William Learned Marcy

Birth Date: 1786-12-12
Death Date: 1857-07-04
Gender: Male
Nationality: U.S.

William Learned Marcy served as secretary of war during the Polk administration.

Marcy was born in1786 in Sturbridge, Massachusetts. Following his graduation from Brown University in 1808, he pursued a career as a lawyer in Troy, New York, then on the fringe of an expanding Anglo-American frontier. During the war of 1812 he served in the ill-fated Dearborn invasion of Canada.

Active in local and state politics, Marcy became a prominent figure of the "Albany Regency," the Democratic machine that controlled New York throughout much of the Jacksonian period. As a supporter of Martin Van Buren, Marcy served as state comptroller, associate justice to the state supreme court, governor, and as a U.S. senator. In 1832, during the Senate debates over the confirmation of Martin Van Buren as minister to the Court of St. James’s, Marcy issued the famous rejoinder, "to the victor belongs the spoils" to critics who opposed the appointment as an abuse of patronage.

In 1844, Marcy broke with the Van Buren faction over its leader’s equivocal stand on the annexation of Texas. The following year, James K. Polk, an avowed expansionist, appointed Marcy as secretary of war. Notwithstanding his support of the spoils system, Marcy kept many Whigs at their posts during his tenure at the War Department. In his first annual report, Marcy recommended that the army, then less than 8.000 men, be substantially increased, a move that was rejected by a budget-minded Congress. With the declaration of war in May 1845, Congress essentially adopted Marcy’s earlier recommendations, increasing the size of the regular army and authorizing a volunteer army of 50,000 volunteers for a twelve month enlistment period.

Following the declaration of war against Mexico, the president, in consultation with Marcy and General Winfield Scott, developed a basic plan of operations for the war. The plan required striking Mexico at two vital points: Santa Fe, New Mexico and Mexico’s northern provinces below the Rio Grande. The plan was soon revised to add a third prong to the plan of attack: outfitting an expeditionary force to seize Upper California.

In the summer of 1846, both the president and the secretary of war believed the conflict with Mexico would be brief. It soon became apparent, however, that the administration had greatly underestimated the determination of Mexican leaders to defend the nation’s honor, while, an uncertain political situation in Mexico City also precluded the possibility of a quick negotiated settlement. By November, Polk had come to the conclusion that an aggressive campaign into Mexico’s southern interior was needed to compel its leaders to accept defeat, a strategy which Marcy believed too risky.

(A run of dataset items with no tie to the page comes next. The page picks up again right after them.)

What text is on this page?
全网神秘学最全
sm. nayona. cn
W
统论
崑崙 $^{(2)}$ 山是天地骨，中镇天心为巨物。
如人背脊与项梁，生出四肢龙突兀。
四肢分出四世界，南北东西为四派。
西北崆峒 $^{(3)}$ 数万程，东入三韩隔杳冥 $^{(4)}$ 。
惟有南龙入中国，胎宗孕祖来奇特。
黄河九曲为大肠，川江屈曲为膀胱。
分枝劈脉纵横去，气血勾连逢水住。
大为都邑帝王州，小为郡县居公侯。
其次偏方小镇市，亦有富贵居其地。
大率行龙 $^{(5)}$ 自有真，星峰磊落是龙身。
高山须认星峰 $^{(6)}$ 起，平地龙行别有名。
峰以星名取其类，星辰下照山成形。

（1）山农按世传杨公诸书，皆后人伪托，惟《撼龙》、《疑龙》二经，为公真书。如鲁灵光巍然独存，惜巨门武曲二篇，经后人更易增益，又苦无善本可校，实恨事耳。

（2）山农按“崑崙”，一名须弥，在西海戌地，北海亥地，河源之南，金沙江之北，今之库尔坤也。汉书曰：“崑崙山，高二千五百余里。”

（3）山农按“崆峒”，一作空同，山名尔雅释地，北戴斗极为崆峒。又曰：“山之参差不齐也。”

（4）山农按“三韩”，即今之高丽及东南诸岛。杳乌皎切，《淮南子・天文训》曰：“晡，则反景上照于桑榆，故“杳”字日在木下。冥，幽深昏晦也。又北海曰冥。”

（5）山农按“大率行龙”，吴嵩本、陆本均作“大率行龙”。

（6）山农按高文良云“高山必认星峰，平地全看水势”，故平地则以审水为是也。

Nonetheless, Marcy proved an able administrator, hastily transforming the army from one designed for frontier defense to a sophisticated fighting force capable of waging war on foreign soil. Almost as important, Marcy enjoyed a constructive relationship with his top Whig generals, Taylor and Scott, thus helping to mitigate to some degree the intense partisanship that poisoned President Polk’s conduct of the war effort.

After the war Marcy continued to be active in Democratic politics. He unsuccessfully sought the Democratic presidential nomination in 1852, losing to Franklin Pierce, who appointed him as secretary of state. As head of the State Department Marcy helped negotiate the Gadsden Purchase with Mexico.

Bibliography

Pletcher, David M. The Diplomacy of Annexation: Texas, Oregon, and the Mexican War. Columbia, Missouri, University of Missouri Press. 1973.

Spenser, Ivor D. The Victor and the Spoils: A life of William L. Marcy. Providence, R.I., Brown University Press. 1959.